Entretanto, cabe destacar que não existe previsão legal sobre a possibilidade da concessão de tutela de evidência de forma antecipada, ainda que possamos observar posicionamento doutrinários favoráveis a sua aplicação. Desta forma é mais prudente que aguarde-se a repercussão da aplicação pratica do instituto em voga, no âmbito dos tribunais pátrios.

No entanto, insta salientar que da mesma forma que a tutela de urgência os pedidos de tutela de evidência podem ser indeferidos pelo julgador caso todos os requisitos necessários não estejam presentes para que haja a sua aplicação.

Neste diapasão, pode-se dizer que a principal hipótese em que cabe indeferimento da tutela de evidência está baseado na necessidade de formação do contraditório, na maioria dos casos julgados pelo Poder Judiciário. Afinal, é difícil apresentar uma demanda judicial em que a comprovação documental é tamanha que não abre-se possibilidade de discussão acerca do direito das partes.

1.3 Recursos Cabíveis

Insta salientar que a decisão que modifica, revoga ou concede a tutela provisória de evidência pode ser classificada como decisão interlocutória, ou seja aquela que poderá ser revista mediante interposição do recurso de agravo de instrumento baseado no disposto no artigo art. 1.015, I, e seguintes, CPC.

As decisões interlocutórias , por vias de regra enrola serão consideradas objetos de impugnação ou no depois da apelação, em sede preliminar própria, pouco nas contrarrazões.
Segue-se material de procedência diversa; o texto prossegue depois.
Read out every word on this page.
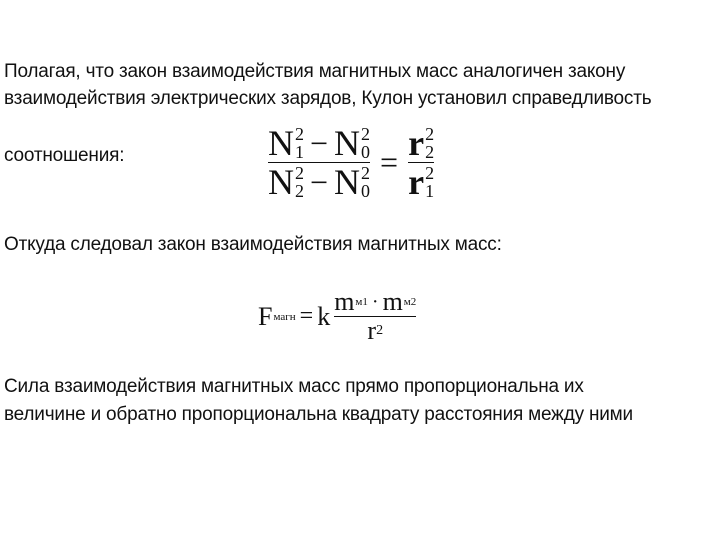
Полагая, что закон взаимодействия магнитных масс аналогичен закону
взаимодействия электрических зарядов, Кулон установил справедливость
соотношения:	N 2
1 − N 2
0
N 2
2 − N 2
0
= r 2
2
r 2
1
Откуда следовал закон взаимодействия магнитных масс:
F магн = k $\frac{\text{m м1 · m м2}}{r 2}$
Сила взаимодействия магнитных масс прямо пропорциональна их
величине и обратно пропорциональна квадрату расстояния между ними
Portanto, nova sistemática, torna absolutamente excepcionais das hipóteses de interposição de recursos de agravo de instrumento em decorrência das decisões interlocutórias, determinando que sua impugnação se dê via de regra através de recurso de apelação ou nas contra-razões a estes apresentados nos termos do artigo 1.009 § 1º, CPC.
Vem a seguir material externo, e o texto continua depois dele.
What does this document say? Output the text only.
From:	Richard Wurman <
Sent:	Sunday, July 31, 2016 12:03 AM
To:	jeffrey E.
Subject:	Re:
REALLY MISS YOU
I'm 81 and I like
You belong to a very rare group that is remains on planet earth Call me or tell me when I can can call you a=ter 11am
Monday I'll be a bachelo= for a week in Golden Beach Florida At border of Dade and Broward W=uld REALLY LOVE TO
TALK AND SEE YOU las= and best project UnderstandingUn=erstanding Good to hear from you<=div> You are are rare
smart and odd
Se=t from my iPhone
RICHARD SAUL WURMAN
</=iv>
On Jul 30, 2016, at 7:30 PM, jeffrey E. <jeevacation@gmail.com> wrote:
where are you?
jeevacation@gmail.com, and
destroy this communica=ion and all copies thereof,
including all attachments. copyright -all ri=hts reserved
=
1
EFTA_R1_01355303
Observa se assim interposição dos agravos de instrumento, pois a legislação permitiu, que em qualquer um dos casos, em se tratando de tutelas provisórias, a parte prejudicada pode utilizar de tal mecanismo (art. 1.015, I, CPC).

Caso haja alteração na decisão que concedeu ou denegou a tutela provisória de evidência, quando dá prolação de sentença a parte prejudicada poderá valer-se da interposição de recurso de apelação, na qual a decisão produzirá efeitos imediatos, visto queixe reclamo será adotado apenas de efeito devolutivo (art. 1.012, §1°, V, CPC).
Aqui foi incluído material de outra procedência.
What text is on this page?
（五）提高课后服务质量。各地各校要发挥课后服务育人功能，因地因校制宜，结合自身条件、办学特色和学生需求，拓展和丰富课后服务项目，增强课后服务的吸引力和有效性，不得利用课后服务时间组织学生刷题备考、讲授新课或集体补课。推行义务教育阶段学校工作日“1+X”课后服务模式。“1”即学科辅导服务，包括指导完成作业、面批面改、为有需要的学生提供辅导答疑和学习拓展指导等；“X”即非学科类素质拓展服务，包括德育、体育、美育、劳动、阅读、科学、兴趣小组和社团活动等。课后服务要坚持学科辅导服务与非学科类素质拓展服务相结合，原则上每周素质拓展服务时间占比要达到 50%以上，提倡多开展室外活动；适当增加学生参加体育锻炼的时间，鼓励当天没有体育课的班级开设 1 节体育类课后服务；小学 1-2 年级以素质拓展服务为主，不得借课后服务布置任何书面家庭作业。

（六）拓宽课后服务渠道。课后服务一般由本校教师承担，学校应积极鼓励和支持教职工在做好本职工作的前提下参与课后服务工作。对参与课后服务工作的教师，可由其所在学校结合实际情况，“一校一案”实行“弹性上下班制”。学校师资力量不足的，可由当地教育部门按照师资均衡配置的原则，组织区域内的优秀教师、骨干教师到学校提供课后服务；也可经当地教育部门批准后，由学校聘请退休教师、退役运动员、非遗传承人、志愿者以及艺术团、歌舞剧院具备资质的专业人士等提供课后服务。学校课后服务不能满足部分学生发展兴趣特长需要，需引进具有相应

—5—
Importante mencionar ainda acerca do recurso de apelação que como regra geral irá prevalecer o seu recebimento no efeito suspensivo, o que não releva no caso de decisão que confirma concede ou revoga tutela provisória de evidência pois este isso tirar efeitos práticos ainda pendente de recurso (BODART, 2015).

Entretanto, há previsões que a eficácia da sentença poderá ser suspensa pelo relator, caso o apelante demonstre a probabilidade de provento do recurso ou sendo relevante a fundamentação, houver risco de dado grave ou de difícil reparação (art. 1.012, §4°, CPC).

Neste diapasão, poderá suspender-se a decisão acerca da Tutela Provisória, desde que que preenchidas duas condições distintas. A primeira trata da demonstração da probabilidade de recurso que necessita de evidência de êxito recursal, espécie de Tutela de Eviêencia, e a segunda consiste na pretensão típica de Tutela de Urgência pois exige-se para suspensão da eficácia da sentença a demonstração conjunta da relevância da fundamentação, vale salientar o quão relevante é a pretensão do recurso, algo assemelhado à aparência do bom direito, bem como o risco de que se for passível de cumprimento desde a sua publicação a sentença poderá gerar dano irreparável grave ou de difícil reparação (art. 1.012, §4°, CPC).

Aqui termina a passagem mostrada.